Ich spurtete die Wendeltreppe nach oben. Und dennoch dauerte es eine gefühlte Ewigkeit, bis ich die Tür mit dem Adlertürklopfer erreichte. „Keine Fragen, mach einfach so auf!“, keuchte ich, aber meine Worte schienen dem Türklopfer ziemlich egal zu sein. „Etwas das alles und jeden verzehrt, Helm und Panzer, Axt und Schwert, Tier, Vogel, Blume, Ast und Laub, aus hartem Stein mahlt es Staub, stürzt Könige, verheert die Stadt, macht Grades krumm, walzt Berge platt.“ Oh man. Der wollte mich jetzt verarschen, oder? Warum nichts Offensichtliches? Wieder so etwas wie Gämsfedern wäre angenehm gewesen. Aber nein. Immer wenn ich es eilig hatte, wurde er besonders kreativ. Ich atmete tief ein und aus, versuchte meine Atmung zu beruhigen und mich zu konzentrieren. Alles eher weniger erfolgreich. Ich schloss die Augen und stützte mich auf meinen Knien ab. Nachdenken! Nachdenken, Robyn.... du kannst das! „Die Zeit?“
Das Schloss öffnete sich. Erleichtert richtete ich mich auf. War doch gar nicht so schwer gewesen. Ich stieß die breite Tür auf. Das Blut gefror mir in den Adern, als mir ein übler Gestank entgegen kam. Ich rümpfte die Nase.

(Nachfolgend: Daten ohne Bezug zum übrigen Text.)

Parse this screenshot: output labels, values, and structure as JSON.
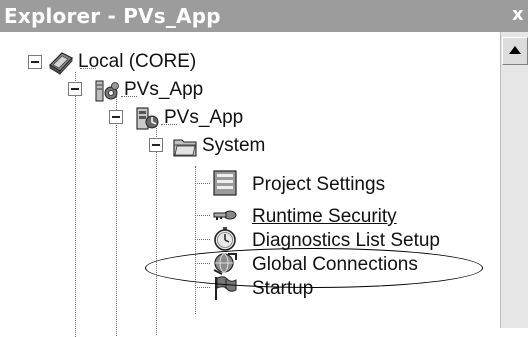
{
  "window": {
    "title": "Explorer - PVs_App",
    "close_glyph": "x"
  },
  "tree": {
    "nodes": [
      {
        "label": "Local (CORE)",
        "icon": "local-computer-icon"
      },
      {
        "label": "PVs_App",
        "icon": "application-icon"
      },
      {
        "label": "PVs_App",
        "icon": "project-server-icon"
      },
      {
        "label": "System",
        "icon": "folder-icon"
      },
      {
        "label": "Project Settings",
        "icon": "settings-document-icon"
      },
      {
        "label": "Runtime Security",
        "icon": "key-icon"
      },
      {
        "label": "Diagnostics List Setup",
        "icon": "stopwatch-icon"
      },
      {
        "label": "Global Connections",
        "icon": "globe-connections-icon"
      },
      {
        "label": "Startup",
        "icon": "flag-icon"
      }
    ],
    "highlighted": "Diagnostics List Setup"
  },
  "colors": {
    "titlebar": "#9c9c9c",
    "tree_lines": "#6e6e6e"
  }
}
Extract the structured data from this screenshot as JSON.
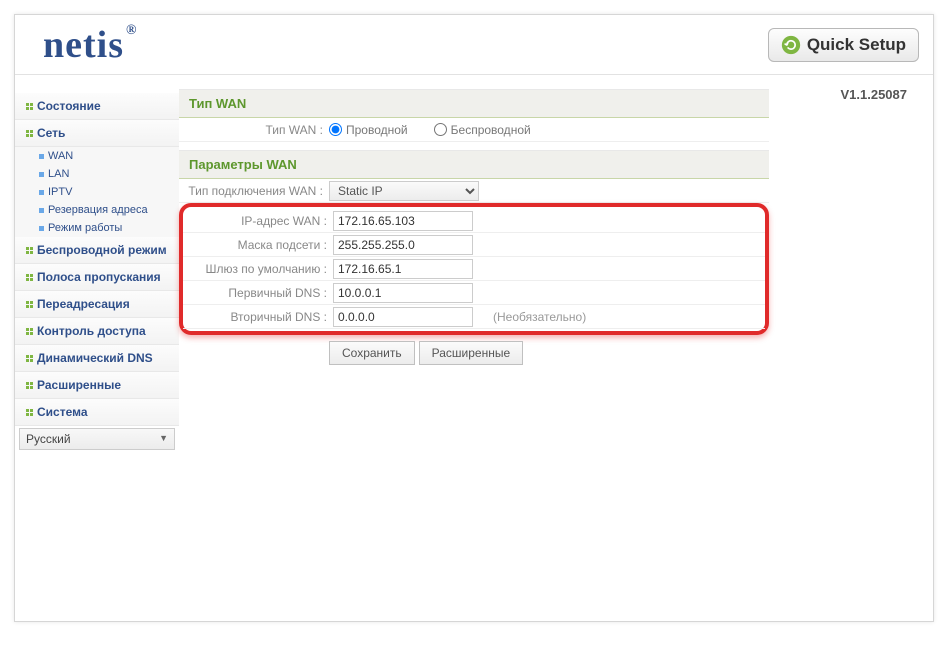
{
  "brand": "netis",
  "quick_setup_label": "Quick Setup",
  "version": "V1.1.25087",
  "language_selected": "Русский",
  "sidebar": {
    "groups": [
      {
        "label": "Состояние"
      },
      {
        "label": "Сеть",
        "expanded": true,
        "items": [
          "WAN",
          "LAN",
          "IPTV",
          "Резервация адреса",
          "Режим работы"
        ]
      },
      {
        "label": "Беспроводной режим"
      },
      {
        "label": "Полоса пропускания"
      },
      {
        "label": "Переадресация"
      },
      {
        "label": "Контроль доступа"
      },
      {
        "label": "Динамический DNS"
      },
      {
        "label": "Расширенные"
      },
      {
        "label": "Система"
      }
    ]
  },
  "sections": {
    "wan_type": {
      "title": "Тип WAN",
      "label": "Тип WAN :",
      "options": {
        "wired": "Проводной",
        "wireless": "Беспроводной"
      },
      "selected": "wired"
    },
    "wan_params": {
      "title": "Параметры WAN",
      "conn_type_label": "Тип подключения WAN :",
      "conn_type_value": "Static IP",
      "fields": {
        "ip": {
          "label": "IP-адрес WAN :",
          "value": "172.16.65.103"
        },
        "mask": {
          "label": "Маска подсети :",
          "value": "255.255.255.0"
        },
        "gw": {
          "label": "Шлюз по умолчанию :",
          "value": "172.16.65.1"
        },
        "dns1": {
          "label": "Первичный DNS :",
          "value": "10.0.0.1"
        },
        "dns2": {
          "label": "Вторичный DNS :",
          "value": "0.0.0.0",
          "note": "(Необязательно)"
        }
      }
    }
  },
  "buttons": {
    "save": "Сохранить",
    "advanced": "Расширенные"
  }
}
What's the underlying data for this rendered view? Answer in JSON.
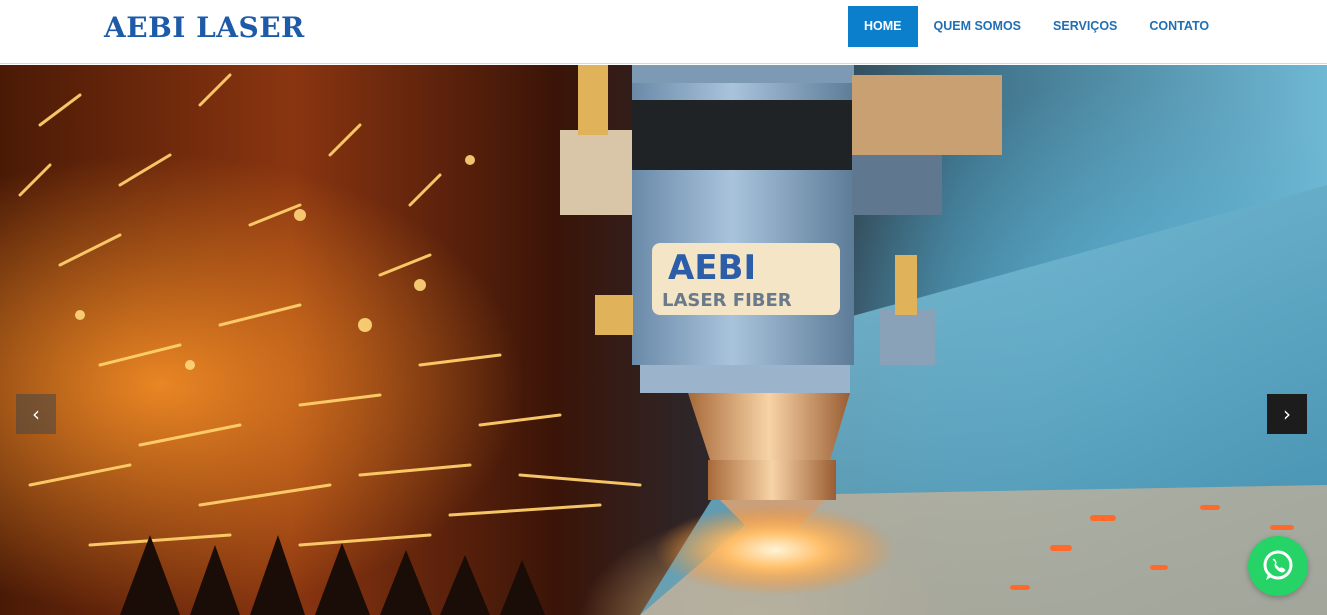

E. K. E. L. H. A. F. T.Im Gemeinschaftsraum herrschte das reine Chaos: es war kaum etwas zu sehen, aber das laute Rumpeln, das Gefluche und der Geruch sprachen für sich: ich war zu spät. Ich schlug die Hände vor den Mund. Was hatten Fred und George nur angerichtet? Nichts Gutes, so viel war klar. Aber dennoch... es hatte etwas... Amüsantes...
„Harriot!“, fauchte eine Stimme aus dem stinkigen Nebel heraus und meine Mundwinkel rutschten sofort nach unten. Schadenfreude ließ das Ganze noch doof für mich ausgehen. Wenn sie es nicht schon getan hatte. Eine Drittklässlerin tauchte urplötzlich aus dem Nebel vor mir auf und stürmte auf mich zu. Ich richtete mich noch ein Stück mehr auf, um nicht einen Schritt zurück zumachen. Nicht, weil ich Angst hatte oder so, nein. Ich hatte einfach keine Lust, mich vor einer wild gewordenen Furie namens Edith Mao zu rechtfertigen, wohl wissend, dass sie mir eh nicht glaubte oder überhaupt zuhörte. Schwer zu glauben, aber wahr. Die schwarzhaarige Ravenclaw mochte mich nicht. Und damit war sie auch nicht die einzige. Vielleicht hätte ich diese Haustreffen zum gemeinsamen Lernen doch ein bisschen ernster nehmen und hingehen sollen, so, wie Cho es mir empfohlen hatte.
Tja, im Nachhinein war man immer schlauer. Und das so ein nerviges Treffen positiv auf meine Beziehung zu anderen Ravenclaws hätte Einfluss nehmen können, hätte ja niemand ahnen können. Obwohl, doch. Cho hatte genau das gesagt. Und Ruth hatte ihr zugestimmt. Sogar Grace hatte gesagt, dass mir das Schließen von Freundschaften nicht gerade schaden würde. Und das natürlich mit ihrem normalen spöttischen Unterton mir gegenüber. Na ja, ich hatte auf Hogwarts drei Freunde, warum sollte ich mehr haben wollen? Ach ja, Fred und George würde ich eigentlich auch zu meinen Freunden mitzählen. Sie hatten mich vorhin ihre beste Freundin genannt. Aber keine Ahnung, ab wann man wirklich befreundet war. Reichte da ein gemeinsam gespielter Streich aus? Wie gesagt, meine soziale Kompetenz war nicht wirklich so das Wahre...Mittlerweile hatte Edith mich erreicht. Von nahen sah sie gar nicht mehr so angsteinflößend aus. Mehr nach einer misslungenen Imitation eines Wachhundes.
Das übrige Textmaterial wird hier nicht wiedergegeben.